Kaito Streets (born 6 June 1994) is a Japanese right-handed sabre fencer and 2020 Olympian. He was born in Yokohama, Japan to a Japanese mother and English-American father. He is a two-time US National Champion and two-time Japanese National Champion. He competed in the 2020 Tokyo Olympics in the Fencing Men's Sabre Individual and Team Events.

==Early life ==
At the age of seven, he moved to Redwood City, California. A year later he began his career when he joined a recreational fencing program at Red Morton Community Center. He quickly found success, winning the Youth 10 US National Championships. By the time he was 15, he made the US National Team in the Cadet Category and began competing internationally. Following his Cadet years, he moved onto the US Junior National Team where he won the 2012 US Junior National Championships. In 2013, he made the US Junior World Championships Team and competed in Poreč, Croatia.

==College ==
Streets received a scholarship to attend Pennsylvania State University, where he graduated with a degree in Business Management. At the 2014 NCAA Championships, Streets secured first place and became the 2014 NCAA Men's Sabre Champion. He also helped lead the team to their 13th NCAA Fencing Championship title. He was also awarded First Team All-American. For his junior year, he placed sixth at the 2015 NCAA Fencing Championships and he was awarded Second Team All-American. In his last year, he placed third in the 2016 NCAA Fencing Championships and was awarded First Team All-American. While he was on the Varsity Penn State Fencing Team, he was the captain during the 2014-2015 and 2015–2016 seasons.

==Professional career==
In 2015, Streets switched to represent his birth country of Japan and joined the Japanese National Team.

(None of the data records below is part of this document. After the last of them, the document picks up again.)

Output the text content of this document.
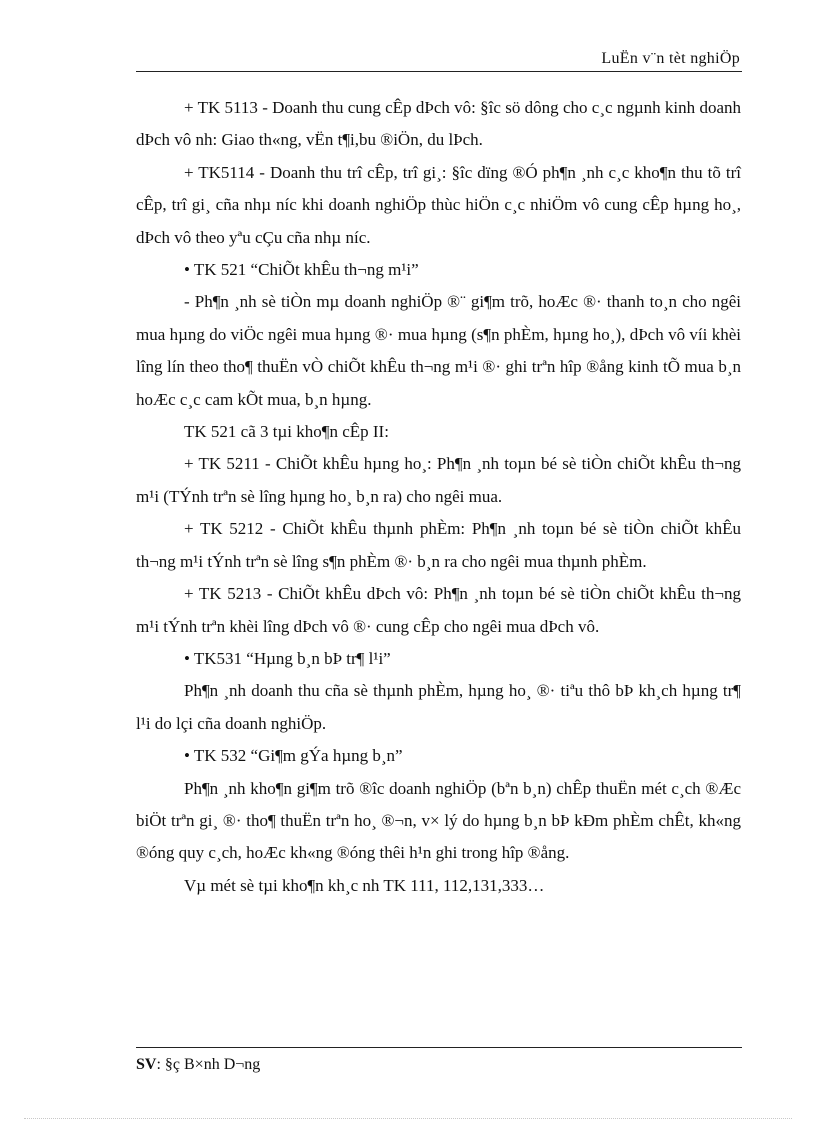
LuËn v¨n tèt nghiÖp

+ TK 5113 - Doanh thu cung cÊp dÞch vô: §îc sö dông cho c¸c ngµnh kinh doanh dÞch vô nh: Giao th«ng, vËn t¶i,bu ®iÖn, du lÞch.

+ TK5114 - Doanh thu trî cÊp, trî gi¸: §îc dïng ®Ó ph¶n ¸nh c¸c kho¶n thu tõ trî cÊp, trî gi¸ cña nhµ níc khi doanh nghiÖp thùc hiÖn c¸c nhiÖm vô cung cÊp hµng ho¸, dÞch vô theo yªu cÇu cña nhµ níc.

• TK 521 “ChiÕt khÊu th¬ng m¹i”

- Ph¶n ¸nh sè tiÒn mµ doanh nghiÖp ®¨ gi¶m trõ, hoÆc ®· thanh to¸n cho ngêi mua hµng do viÖc ngêi mua hµng ®· mua hµng (s¶n phÈm, hµng ho¸), dÞch vô víi khèi lîng lín theo tho¶ thuËn vÒ chiÕt khÊu th¬ng m¹i ®· ghi trªn hîp ®ång kinh tÕ mua b¸n hoÆc c¸c cam kÕt mua, b¸n hµng.

TK 521 cã 3 tµi kho¶n cÊp II:

+ TK 5211 - ChiÕt khÊu hµng ho¸: Ph¶n ¸nh toµn bé sè tiÒn chiÕt khÊu th¬ng m¹i (TÝnh trªn sè lîng hµng ho¸ b¸n ra) cho ngêi mua.

+ TK 5212 - ChiÕt khÊu thµnh phÈm: Ph¶n ¸nh toµn bé sè tiÒn chiÕt khÊu th¬ng m¹i tÝnh trªn sè lîng s¶n phÈm ®· b¸n ra cho ngêi mua thµnh phÈm.

+ TK 5213 - ChiÕt khÊu dÞch vô: Ph¶n ¸nh toµn bé sè tiÒn chiÕt khÊu th¬ng m¹i tÝnh trªn khèi lîng dÞch vô ®· cung cÊp cho ngêi mua dÞch vô.

• TK531 “Hµng b¸n bÞ tr¶ l¹i”

Ph¶n ¸nh doanh thu cña sè thµnh phÈm, hµng ho¸ ®· tiªu thô bÞ kh¸ch hµng tr¶ l¹i do lçi cña doanh nghiÖp.

• TK 532 “Gi¶m gÝa hµng b¸n”

Ph¶n ¸nh kho¶n gi¶m trõ ®îc doanh nghiÖp (bªn b¸n) chÊp thuËn mét c¸ch ®Æc biÖt trªn gi¸ ®· tho¶ thuËn trªn ho¸ ®¬n, v× lý do hµng b¸n bÞ kÐm phÈm chÊt, kh«ng ®óng quy c¸ch, hoÆc kh«ng ®óng thêi h¹n ghi trong hîp ®ång.

Vµ mét sè tµi kho¶n kh¸c nh TK 111, 112,131,333…

SV: §ç B×nh D¬ng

He represented Japan at the 2016, 2017, 2018, 2019, 2022 Asian Championships (2020 and 2021 Asian Championships were cancelled due to COVID-19). For World Championships, he represented Japan in 2017, 2018, 2019, and 2022 (2020 World Championships were cancelled due to COVID-19, the Olympics were held in place of a 2021 World Championships event). Streets competed in the 2020 Tokyo Olympics in the Fencing Men's Sabre Individual and Team Events which were held in Tokyo, Japan in July 2021.

== Medal record ==

=== Asian Championship ===

| Year | Location | Event | Position |
|---|---|---|---|
| 2018 | THA Bangkok, Thailand | Team Men's Sabre | 3rd |
| 2019 | JPN Chiba, Japan | Team Men's Sabre | 3rd |
| 2022 | KOR Seoul, South Korea | Team Men's Sabre | 2nd |
| 2025 | INA Bali, Indonesia | Team Men's Sabre | 1st |
| 2025 | INA Bali, Indonesia | Individual Men's Sabre | 3rd |

==Personal life==

On 24 July 2021, Streets in his Olympic debut, went viral on TikTok after he posted a video of him getting hit in his groin by Eli Dershwitz. The video amassed 6.5 million views and 1.2 million likes. His TikTok account and many of his videos showcasing his experience at the Olympics were picked up by a number of news outlets including E! News, The New York Times and Nylon.

==Away from fencing==
He joined SASUKE 39 at 28 December 2021.He has given number 83. He failed Stage 1 at Dragon Glider.